Сергей ЛУЦЕНКО. Последняя осень
1
Большой рыжий с черными подпалинами пёс по кличке Хватай неторопливой трусцой двигался по городской окраине.
Хватаю давно хотелось проведать родные места, памятные ему до мельчайших подробностей. С годами старой собаке все ясней виделся и недалёкий лес, богатый всевозможной дичью, и невысокий бережок, и стая шипящих гусей, вперевалку спускающихся по узкой покатой улочке, и, конечно, — самый близкий друг — белый кот Тимур, смешно подпрыгивающий над самолично пойманной рыбешкой.
Уже давно нет закадычного дружка: под старой, разбитой молнией вербой обрел он свое последнее пристанище. Да и речка все болела, мелела — вначале неприметно, а после того, как предприимчивые огородники сделали насыпь, и вовсе захирела, угасла молчаливо, безропотно, навсегда.
Вскоре старики — хозяева Хватая , из ветхого, еще довоенной постройки домика перебрались на другой конец города, в почти новую двухкомнатную квартиру.
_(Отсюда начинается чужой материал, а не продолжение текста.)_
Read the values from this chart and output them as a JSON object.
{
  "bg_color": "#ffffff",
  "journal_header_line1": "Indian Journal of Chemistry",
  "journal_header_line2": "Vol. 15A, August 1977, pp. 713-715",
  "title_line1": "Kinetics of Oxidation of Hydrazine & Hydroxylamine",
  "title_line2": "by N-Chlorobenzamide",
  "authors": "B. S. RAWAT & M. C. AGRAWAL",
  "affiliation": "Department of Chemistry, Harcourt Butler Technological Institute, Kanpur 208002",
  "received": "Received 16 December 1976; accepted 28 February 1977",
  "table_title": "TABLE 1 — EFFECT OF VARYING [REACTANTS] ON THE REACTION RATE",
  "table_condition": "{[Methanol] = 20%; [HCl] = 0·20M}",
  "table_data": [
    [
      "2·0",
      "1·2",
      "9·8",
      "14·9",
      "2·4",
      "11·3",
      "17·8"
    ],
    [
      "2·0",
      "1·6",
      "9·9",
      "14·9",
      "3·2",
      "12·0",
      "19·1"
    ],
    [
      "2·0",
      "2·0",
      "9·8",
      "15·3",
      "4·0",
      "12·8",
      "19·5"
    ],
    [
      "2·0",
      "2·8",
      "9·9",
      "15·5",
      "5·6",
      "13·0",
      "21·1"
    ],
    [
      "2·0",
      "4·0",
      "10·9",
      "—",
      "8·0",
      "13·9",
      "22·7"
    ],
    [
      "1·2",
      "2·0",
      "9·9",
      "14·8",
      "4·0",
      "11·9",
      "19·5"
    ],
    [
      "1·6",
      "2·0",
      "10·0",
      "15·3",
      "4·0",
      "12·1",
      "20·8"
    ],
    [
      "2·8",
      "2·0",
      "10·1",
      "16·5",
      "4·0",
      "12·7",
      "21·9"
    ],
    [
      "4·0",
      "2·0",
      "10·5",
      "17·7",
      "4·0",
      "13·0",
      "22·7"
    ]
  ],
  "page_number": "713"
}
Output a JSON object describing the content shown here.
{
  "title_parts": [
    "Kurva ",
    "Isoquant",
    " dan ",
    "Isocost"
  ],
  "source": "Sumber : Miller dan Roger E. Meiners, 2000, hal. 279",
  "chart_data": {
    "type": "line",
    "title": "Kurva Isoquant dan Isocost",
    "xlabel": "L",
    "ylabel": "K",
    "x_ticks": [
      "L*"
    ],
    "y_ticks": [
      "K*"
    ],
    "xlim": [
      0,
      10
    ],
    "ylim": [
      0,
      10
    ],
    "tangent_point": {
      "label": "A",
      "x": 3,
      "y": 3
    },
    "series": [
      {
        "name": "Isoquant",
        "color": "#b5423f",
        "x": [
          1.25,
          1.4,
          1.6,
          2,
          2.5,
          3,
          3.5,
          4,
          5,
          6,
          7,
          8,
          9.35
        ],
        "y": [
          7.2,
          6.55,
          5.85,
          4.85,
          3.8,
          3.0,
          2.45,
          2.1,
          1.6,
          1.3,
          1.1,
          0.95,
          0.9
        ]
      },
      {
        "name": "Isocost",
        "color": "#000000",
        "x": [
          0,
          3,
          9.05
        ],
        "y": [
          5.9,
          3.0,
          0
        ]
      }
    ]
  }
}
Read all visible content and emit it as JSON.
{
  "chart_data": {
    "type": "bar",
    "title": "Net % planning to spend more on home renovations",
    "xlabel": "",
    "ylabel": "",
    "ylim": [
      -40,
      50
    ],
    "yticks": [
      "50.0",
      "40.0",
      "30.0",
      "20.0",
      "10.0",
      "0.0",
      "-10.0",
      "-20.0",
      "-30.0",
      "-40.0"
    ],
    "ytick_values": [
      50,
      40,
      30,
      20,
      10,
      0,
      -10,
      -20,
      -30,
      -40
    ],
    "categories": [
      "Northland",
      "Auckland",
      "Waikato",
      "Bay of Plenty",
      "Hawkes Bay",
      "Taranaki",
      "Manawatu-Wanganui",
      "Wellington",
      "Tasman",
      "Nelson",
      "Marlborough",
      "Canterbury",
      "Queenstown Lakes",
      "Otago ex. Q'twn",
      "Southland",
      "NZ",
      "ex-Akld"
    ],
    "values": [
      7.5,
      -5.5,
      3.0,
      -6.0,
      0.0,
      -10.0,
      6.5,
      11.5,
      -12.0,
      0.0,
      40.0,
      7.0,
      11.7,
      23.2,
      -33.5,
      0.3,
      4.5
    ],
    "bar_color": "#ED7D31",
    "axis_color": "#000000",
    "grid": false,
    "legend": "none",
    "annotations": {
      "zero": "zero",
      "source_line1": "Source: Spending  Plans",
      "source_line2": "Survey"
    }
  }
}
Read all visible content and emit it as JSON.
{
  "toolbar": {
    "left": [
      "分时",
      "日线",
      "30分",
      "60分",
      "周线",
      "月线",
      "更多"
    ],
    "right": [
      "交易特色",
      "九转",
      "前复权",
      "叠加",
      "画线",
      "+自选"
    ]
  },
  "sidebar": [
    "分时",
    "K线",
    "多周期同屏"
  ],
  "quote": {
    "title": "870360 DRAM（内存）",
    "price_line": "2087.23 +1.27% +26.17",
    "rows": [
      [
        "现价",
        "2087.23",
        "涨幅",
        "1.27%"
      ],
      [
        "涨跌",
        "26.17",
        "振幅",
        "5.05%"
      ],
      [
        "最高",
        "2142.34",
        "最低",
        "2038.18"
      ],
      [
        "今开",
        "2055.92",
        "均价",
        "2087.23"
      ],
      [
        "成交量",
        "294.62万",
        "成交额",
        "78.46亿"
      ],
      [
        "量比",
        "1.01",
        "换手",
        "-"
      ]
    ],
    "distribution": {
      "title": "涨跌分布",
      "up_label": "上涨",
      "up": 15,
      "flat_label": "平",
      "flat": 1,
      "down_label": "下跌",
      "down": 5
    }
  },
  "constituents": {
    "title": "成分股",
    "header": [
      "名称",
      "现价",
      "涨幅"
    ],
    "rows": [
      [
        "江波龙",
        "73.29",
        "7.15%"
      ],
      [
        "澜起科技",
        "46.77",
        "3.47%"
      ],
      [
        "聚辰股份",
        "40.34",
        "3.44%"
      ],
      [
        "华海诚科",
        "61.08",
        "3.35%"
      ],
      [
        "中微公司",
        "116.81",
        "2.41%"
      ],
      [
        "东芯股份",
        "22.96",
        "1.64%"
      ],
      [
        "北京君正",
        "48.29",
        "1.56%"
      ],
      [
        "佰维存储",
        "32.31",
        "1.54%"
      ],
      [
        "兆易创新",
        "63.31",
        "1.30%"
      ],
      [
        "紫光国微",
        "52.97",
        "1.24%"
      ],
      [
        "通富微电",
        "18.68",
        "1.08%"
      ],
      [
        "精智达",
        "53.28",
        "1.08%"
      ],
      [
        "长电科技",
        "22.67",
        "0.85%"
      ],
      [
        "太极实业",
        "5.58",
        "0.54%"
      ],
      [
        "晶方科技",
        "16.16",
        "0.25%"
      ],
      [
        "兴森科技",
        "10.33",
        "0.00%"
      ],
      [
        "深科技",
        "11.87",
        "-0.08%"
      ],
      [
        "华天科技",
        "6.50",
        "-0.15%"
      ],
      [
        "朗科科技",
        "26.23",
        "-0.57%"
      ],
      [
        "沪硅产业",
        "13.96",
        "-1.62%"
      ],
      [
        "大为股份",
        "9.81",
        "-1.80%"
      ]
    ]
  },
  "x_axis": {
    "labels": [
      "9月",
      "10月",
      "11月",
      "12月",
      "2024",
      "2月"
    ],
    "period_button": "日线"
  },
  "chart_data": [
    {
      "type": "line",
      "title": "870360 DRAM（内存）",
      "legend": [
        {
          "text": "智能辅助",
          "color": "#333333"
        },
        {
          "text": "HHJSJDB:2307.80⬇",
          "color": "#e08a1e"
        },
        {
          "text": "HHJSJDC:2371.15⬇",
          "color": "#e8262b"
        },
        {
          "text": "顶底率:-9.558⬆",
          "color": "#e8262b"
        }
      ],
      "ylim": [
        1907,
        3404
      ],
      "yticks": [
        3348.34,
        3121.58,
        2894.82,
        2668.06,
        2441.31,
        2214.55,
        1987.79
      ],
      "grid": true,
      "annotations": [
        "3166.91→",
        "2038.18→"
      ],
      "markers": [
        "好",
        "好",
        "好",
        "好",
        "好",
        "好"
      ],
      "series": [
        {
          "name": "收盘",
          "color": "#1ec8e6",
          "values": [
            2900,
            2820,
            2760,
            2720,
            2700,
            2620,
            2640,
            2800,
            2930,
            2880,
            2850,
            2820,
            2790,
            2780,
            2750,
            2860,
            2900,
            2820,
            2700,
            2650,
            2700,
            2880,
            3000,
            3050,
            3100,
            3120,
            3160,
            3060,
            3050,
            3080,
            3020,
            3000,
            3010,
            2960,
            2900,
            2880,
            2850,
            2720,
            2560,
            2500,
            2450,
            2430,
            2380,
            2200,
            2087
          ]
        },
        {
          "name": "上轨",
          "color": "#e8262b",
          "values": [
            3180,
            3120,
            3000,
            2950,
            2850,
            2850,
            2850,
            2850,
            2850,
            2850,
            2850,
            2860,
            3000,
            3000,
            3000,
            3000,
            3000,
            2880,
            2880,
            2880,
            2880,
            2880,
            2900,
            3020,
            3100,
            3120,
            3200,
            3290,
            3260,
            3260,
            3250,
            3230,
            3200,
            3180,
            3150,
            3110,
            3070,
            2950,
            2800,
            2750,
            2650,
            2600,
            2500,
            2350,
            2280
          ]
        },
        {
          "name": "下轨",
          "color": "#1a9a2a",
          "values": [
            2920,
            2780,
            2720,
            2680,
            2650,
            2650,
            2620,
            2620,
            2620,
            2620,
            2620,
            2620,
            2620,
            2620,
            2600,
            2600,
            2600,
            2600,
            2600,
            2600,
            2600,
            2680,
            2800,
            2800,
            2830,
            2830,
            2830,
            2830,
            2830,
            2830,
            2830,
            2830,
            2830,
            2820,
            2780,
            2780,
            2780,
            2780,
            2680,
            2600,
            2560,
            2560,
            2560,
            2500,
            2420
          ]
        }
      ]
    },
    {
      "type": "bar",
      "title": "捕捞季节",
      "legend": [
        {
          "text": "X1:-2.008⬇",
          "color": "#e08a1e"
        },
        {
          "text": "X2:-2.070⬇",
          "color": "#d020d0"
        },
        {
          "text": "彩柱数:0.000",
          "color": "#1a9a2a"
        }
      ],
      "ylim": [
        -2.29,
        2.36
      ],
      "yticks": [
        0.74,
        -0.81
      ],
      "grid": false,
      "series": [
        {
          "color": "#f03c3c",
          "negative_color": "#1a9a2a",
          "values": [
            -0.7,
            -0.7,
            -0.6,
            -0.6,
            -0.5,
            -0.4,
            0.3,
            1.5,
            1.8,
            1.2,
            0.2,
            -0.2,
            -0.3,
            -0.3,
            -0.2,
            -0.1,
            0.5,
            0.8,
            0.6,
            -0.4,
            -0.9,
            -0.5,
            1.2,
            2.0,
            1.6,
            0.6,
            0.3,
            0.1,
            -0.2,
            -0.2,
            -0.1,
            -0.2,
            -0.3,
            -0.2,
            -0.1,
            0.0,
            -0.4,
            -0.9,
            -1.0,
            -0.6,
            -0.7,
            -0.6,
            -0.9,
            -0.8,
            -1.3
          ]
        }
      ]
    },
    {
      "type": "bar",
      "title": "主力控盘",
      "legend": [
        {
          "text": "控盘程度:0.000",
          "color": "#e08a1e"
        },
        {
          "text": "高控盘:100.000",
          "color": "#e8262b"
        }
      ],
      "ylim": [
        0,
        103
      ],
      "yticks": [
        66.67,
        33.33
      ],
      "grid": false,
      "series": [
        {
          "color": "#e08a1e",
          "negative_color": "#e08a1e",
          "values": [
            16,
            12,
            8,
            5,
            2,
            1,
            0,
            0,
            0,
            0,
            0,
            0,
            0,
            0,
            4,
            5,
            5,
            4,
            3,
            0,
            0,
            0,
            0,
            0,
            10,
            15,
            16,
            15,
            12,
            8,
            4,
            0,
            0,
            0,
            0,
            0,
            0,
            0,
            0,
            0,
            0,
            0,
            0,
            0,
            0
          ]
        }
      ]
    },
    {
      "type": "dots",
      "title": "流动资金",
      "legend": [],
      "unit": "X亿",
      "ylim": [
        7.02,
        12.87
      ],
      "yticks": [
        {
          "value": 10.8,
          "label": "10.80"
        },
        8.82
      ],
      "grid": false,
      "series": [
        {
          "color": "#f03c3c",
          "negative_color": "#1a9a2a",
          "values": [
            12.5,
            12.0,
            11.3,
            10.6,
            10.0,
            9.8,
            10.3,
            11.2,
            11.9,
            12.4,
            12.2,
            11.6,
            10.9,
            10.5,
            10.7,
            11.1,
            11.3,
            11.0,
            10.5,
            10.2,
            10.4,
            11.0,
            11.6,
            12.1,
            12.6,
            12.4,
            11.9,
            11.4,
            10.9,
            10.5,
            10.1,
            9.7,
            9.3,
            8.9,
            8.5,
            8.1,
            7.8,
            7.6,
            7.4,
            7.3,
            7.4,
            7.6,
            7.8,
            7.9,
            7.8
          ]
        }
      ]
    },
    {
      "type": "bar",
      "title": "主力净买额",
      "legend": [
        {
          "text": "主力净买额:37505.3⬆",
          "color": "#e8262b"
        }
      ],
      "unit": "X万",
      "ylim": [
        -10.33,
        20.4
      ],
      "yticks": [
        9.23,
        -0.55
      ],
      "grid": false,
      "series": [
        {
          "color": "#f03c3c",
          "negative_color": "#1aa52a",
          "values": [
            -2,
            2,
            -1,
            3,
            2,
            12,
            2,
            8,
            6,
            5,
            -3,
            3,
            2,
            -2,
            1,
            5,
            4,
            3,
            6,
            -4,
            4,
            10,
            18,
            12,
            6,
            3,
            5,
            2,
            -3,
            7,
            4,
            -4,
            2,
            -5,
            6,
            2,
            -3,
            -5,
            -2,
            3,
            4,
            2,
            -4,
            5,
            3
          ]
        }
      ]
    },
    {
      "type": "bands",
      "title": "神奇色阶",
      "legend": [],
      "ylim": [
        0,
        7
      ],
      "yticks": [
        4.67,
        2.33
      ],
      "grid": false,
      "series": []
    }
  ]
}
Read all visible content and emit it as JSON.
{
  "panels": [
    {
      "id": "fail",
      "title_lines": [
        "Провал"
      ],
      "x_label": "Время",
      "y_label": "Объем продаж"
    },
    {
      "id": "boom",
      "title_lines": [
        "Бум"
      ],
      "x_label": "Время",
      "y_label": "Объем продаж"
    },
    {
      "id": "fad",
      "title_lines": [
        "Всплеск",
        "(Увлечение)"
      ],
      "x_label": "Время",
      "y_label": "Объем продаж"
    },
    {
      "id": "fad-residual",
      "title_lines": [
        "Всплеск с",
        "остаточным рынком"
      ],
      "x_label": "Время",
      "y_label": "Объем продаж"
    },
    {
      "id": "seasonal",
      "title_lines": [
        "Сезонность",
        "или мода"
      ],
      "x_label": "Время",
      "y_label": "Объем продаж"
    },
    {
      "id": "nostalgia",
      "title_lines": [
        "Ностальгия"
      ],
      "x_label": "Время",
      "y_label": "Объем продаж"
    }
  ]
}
В чужих железобетонных стенах на праздного Хватая наваливалась тоска, особенно свирепствовала она в ночные часы. С годами тоска усиливалась, и все чаще во сне являлся белый кот, тихонько касался собачьего плеча и, ласково мурлыча, терся о мохнатые лапы. И тогда Хватай, по-человечески всхлипывая, порывался куда-то бежать, а старики смотрели на него и обреченно вздыхали: «Наверное, Тимка опять привиделся!». Иногда Семен Иванович, забывшись, окликал его кошачьим именем — и Хватай вскакивал, недоуменно озирался по сторонам и бросался к дивану, на высокой спинке которого так нравилось дремать коту. И вдруг, вспомнив безжизненное тельце, бережно завернутое в простынку, принимался безутешно скулить и так, плача и вздыхая, снова укладывался на свой коврик.
— Что ж это ты, старый? Или заговариваться начал? — В сердцах напускалась на супруга суровая Софья Петровна.
— Да, да… — смущенно откашливался и протирал очки седенький, сухонький Семен Иванович, в своё время знаменитый на всю область стрелок и следопыт, а в последний год, по причине старческой немощи, почти не выходивший за порог. — Ты уж меня, голубушка, прости… И ты, песик, тоже…
Сегодня, в последнее воскресенье сентября, Хватая словно что-то толкнуло под сердце. Не обращая внимания на заигрывания соседской детворы, он деловито обошел дворик с песочницей посередине и направился точно на восток.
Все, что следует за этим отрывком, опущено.